Today, inflation is the key economic concern for most Americans. That’s especially true for lower-income households and communities of color, who spend a greater proportion of their budgets on basic necessities like rent, gas, and food. Economists have proposed and debated three explanations for why inflation has been so high—changes in demand, supply, and market power—yet how to understand and respond to inflation is still in question.
A new Roosevelt Institute brief, “Prices, Profits, and Power: An Analysis of 2021 Firm-Level Markups,” finds that markups (essentially the difference between sales and marginal costs) and profits, both before and after taxes, skyrocketed in 2021 to their highest recorded level since the 1950s. Further, firms in the US increased their markups in 2021 at the fastest annual pace since 1955, especially at the very top of the distribution.
Co-authored by Mike Konczal (director, macroeconomic analysis) and Niko Lusiani, (director, corporate power), the brief concludes that the evidence of this unusually and suddenly high jump in markups fits all of the three main stories of inflation being debated—that inflation is related to changes in demand, supply, and market power.

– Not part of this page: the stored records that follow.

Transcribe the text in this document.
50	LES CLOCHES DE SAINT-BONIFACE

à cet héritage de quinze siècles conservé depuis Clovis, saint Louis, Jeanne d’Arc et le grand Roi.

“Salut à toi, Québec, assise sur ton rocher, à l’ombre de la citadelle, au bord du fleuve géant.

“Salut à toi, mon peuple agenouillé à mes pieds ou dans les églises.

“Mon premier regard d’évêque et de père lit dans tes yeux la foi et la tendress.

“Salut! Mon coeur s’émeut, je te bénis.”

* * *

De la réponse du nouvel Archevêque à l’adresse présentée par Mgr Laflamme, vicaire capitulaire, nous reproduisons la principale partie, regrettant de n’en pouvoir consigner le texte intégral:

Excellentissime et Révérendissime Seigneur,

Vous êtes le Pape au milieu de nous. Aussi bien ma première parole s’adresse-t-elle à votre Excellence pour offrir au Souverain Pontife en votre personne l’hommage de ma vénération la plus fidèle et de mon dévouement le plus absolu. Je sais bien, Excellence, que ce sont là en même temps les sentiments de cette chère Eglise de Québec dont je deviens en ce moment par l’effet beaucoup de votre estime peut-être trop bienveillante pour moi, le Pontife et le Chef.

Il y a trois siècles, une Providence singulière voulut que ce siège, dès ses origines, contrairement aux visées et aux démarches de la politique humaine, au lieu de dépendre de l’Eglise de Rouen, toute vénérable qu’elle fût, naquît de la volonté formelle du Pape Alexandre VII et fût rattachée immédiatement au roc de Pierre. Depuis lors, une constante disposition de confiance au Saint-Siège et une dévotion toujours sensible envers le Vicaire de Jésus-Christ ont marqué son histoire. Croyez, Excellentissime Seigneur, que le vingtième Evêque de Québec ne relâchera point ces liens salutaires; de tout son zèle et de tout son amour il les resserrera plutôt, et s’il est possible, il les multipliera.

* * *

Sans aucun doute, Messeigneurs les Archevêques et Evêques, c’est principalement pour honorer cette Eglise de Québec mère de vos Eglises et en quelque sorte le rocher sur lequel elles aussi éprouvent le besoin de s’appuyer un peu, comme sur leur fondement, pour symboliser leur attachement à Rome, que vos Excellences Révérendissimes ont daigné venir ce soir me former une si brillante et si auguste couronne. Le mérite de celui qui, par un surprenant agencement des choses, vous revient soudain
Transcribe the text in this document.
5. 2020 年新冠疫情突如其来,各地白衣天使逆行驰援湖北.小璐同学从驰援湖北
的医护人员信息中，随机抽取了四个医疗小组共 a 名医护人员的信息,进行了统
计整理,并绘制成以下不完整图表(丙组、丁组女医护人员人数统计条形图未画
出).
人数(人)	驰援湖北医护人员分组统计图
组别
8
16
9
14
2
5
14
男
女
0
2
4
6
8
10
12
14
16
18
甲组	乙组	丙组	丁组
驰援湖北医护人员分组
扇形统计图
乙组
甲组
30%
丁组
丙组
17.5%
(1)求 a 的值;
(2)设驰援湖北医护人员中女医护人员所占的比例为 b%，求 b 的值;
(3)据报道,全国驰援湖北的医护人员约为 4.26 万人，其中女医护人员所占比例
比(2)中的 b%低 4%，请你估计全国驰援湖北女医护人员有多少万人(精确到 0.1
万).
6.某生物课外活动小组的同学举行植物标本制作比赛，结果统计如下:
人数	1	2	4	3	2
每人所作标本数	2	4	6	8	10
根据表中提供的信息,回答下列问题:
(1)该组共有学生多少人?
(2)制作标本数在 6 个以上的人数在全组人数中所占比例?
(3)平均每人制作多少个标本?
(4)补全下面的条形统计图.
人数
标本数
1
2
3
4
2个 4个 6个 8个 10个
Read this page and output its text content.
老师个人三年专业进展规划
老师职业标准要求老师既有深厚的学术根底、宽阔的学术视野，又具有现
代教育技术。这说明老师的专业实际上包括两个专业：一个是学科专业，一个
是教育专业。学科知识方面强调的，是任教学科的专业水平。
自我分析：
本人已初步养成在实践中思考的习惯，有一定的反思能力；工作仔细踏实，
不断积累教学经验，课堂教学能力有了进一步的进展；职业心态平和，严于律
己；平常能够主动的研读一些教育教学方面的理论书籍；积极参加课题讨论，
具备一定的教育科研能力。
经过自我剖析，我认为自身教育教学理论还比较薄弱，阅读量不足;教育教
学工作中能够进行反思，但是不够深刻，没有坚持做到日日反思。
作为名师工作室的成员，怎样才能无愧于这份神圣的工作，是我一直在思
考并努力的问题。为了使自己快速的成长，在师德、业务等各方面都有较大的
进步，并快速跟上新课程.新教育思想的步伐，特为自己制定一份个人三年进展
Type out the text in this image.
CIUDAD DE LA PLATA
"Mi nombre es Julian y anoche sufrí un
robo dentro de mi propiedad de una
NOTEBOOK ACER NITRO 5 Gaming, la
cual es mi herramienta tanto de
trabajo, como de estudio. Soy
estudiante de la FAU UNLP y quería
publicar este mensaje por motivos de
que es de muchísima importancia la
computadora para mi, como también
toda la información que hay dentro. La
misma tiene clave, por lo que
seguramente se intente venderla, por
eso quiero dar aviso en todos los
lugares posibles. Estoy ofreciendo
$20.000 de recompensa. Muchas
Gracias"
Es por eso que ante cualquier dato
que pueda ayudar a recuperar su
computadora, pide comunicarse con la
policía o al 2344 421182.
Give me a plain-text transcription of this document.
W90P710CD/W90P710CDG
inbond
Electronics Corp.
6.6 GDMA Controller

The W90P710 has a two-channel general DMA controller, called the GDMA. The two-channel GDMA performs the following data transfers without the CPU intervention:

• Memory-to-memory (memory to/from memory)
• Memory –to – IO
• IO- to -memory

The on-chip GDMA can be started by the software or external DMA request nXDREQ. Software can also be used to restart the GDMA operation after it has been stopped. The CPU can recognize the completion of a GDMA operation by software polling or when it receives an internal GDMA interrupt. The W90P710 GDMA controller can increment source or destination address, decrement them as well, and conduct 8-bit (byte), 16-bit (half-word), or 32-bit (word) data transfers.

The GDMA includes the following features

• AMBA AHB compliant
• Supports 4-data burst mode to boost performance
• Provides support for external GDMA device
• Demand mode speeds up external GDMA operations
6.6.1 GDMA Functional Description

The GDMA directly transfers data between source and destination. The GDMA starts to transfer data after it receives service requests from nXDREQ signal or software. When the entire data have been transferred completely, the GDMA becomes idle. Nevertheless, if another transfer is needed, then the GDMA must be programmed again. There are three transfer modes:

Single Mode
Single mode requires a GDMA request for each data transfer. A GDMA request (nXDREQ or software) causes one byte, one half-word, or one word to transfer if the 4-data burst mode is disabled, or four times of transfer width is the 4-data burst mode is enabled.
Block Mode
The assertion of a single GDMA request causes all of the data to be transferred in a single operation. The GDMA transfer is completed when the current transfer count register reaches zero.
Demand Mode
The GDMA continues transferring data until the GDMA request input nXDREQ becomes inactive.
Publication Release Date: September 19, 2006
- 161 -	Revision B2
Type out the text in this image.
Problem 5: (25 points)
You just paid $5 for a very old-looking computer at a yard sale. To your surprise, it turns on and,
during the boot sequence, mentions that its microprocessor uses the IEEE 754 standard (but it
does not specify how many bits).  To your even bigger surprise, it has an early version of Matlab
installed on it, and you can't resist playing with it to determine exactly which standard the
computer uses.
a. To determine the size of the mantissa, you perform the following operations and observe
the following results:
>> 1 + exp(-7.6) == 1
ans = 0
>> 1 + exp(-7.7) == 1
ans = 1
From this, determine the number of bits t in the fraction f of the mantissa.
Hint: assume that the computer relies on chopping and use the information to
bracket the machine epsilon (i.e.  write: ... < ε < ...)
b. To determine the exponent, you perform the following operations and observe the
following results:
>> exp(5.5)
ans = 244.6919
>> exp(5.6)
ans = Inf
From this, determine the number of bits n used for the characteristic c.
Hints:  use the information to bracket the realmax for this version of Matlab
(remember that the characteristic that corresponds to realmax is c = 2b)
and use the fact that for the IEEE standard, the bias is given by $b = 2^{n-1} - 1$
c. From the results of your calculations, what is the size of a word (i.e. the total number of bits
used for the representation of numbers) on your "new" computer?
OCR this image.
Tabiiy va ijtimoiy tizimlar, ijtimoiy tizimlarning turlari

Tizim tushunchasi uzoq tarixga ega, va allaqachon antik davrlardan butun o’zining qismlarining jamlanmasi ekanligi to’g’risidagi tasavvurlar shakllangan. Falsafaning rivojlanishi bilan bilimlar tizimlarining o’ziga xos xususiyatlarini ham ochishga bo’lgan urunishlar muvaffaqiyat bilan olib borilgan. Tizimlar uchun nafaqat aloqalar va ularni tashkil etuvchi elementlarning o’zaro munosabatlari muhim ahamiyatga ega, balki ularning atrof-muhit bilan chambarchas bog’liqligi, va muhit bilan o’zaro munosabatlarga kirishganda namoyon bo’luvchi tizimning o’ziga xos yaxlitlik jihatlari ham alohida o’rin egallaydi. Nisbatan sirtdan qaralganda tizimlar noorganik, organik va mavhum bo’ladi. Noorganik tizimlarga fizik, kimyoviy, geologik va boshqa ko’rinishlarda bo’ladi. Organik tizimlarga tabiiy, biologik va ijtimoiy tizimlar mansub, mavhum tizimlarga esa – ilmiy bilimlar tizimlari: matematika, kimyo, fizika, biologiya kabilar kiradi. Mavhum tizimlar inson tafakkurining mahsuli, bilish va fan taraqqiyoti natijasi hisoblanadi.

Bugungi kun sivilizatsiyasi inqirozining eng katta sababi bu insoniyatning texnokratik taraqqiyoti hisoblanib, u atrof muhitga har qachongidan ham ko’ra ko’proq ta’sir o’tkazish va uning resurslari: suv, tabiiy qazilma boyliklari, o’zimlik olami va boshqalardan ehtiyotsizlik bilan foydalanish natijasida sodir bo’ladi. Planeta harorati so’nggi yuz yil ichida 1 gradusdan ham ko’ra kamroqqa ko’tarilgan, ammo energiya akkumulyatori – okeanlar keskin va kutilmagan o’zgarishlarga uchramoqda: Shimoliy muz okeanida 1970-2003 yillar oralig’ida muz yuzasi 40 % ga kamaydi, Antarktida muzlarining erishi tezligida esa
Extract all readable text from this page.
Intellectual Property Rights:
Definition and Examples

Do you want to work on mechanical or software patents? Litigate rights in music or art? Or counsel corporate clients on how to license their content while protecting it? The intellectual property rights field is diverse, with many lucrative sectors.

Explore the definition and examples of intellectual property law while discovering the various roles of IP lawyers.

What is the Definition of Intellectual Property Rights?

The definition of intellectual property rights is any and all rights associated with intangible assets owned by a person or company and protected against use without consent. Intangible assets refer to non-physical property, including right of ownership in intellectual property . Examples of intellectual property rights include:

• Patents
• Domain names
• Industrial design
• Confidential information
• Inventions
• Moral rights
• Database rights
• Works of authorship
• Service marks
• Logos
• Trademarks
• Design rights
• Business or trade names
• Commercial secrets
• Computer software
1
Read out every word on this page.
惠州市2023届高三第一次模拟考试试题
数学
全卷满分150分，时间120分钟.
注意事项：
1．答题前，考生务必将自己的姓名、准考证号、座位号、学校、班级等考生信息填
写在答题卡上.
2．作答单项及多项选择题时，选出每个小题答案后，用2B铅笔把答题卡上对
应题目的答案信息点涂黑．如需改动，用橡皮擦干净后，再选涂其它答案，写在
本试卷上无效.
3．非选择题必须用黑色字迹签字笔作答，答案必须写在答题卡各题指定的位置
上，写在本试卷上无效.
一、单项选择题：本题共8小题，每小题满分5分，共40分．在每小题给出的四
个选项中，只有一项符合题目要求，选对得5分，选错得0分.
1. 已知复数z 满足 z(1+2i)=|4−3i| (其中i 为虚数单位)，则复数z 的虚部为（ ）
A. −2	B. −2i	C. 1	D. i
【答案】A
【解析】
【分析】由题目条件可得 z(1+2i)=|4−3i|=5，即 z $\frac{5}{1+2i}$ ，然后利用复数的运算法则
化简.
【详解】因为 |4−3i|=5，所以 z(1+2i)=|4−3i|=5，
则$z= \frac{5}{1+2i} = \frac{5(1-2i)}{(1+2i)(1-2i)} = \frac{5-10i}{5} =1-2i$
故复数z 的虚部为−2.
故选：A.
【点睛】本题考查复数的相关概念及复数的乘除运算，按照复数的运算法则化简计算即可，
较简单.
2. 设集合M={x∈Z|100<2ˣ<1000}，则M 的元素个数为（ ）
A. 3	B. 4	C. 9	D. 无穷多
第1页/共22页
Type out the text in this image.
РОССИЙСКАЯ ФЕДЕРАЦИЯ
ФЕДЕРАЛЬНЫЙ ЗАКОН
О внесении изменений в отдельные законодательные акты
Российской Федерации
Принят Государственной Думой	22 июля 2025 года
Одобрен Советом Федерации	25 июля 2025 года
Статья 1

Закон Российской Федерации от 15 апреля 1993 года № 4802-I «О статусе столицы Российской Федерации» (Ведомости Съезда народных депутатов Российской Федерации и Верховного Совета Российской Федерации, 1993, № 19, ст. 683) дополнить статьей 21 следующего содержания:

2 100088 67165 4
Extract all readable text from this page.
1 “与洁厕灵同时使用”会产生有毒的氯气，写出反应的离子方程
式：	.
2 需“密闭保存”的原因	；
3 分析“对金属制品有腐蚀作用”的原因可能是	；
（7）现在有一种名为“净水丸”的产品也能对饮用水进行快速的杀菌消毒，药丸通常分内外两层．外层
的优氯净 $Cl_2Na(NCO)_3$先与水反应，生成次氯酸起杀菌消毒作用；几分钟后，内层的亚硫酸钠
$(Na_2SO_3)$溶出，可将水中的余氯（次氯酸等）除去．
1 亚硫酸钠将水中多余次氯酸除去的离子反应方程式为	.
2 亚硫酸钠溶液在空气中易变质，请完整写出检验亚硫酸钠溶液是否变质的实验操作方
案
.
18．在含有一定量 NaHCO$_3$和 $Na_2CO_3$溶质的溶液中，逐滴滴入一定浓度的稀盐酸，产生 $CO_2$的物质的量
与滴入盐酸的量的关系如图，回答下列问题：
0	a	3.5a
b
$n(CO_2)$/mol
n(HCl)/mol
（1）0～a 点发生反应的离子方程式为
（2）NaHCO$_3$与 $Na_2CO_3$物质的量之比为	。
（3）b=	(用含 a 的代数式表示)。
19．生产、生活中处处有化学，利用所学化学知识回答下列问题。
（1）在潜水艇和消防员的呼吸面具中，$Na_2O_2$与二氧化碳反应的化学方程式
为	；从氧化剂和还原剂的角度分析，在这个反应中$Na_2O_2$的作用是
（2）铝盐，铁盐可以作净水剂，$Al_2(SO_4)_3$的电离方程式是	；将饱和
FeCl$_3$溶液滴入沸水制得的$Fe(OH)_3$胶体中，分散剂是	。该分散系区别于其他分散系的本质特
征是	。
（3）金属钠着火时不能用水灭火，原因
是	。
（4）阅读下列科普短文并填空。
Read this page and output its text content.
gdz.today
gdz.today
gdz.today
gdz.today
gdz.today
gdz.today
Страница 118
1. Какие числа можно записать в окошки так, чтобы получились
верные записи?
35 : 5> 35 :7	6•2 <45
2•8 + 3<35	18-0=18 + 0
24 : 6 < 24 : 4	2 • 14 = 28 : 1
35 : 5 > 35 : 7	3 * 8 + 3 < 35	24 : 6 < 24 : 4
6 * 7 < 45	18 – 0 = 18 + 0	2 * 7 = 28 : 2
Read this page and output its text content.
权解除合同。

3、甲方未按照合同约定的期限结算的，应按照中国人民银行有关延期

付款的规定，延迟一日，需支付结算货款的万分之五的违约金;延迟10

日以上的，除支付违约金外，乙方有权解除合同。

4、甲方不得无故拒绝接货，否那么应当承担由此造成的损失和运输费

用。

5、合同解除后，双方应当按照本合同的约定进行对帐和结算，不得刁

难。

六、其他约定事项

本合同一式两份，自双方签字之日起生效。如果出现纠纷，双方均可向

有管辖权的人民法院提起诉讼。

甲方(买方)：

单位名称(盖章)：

This is because:
- the broad markup increases point to a demand side of the story;
- a historically unique industry-specific movement of markups points to a supply story; and
- pre-pandemic markups are associated with an increase in markups during 2021, an indication that market power is at play.
Insight from the authors
“We found that a 10 percent increase in size-adjusted pre-pandemic markups is associated with a 1.6 to 2.7 percent increase in 2021. Markups this high mean there is room for reversing them with little economic harm and likely societal benefit. To tackle inflation, we need an all-of-the-above administrative and legislative approach that includes demand, supply, and market power interventions,” said Konczal.
“How high companies can increase their sales up and above their costs also matters for the economy more generally because these markups distribute economic gains from workers and consumers to firms and shareholders. This is especially the case when almost 100 percent of these firms’ earnings derived from markups are distributed upward to shareholders rather than retained and reinvested,” said Lusiani. “Making corporations once again price-takers rather than price-makers will help bring down prices, and in time lead to a more equitable, innovative economy.”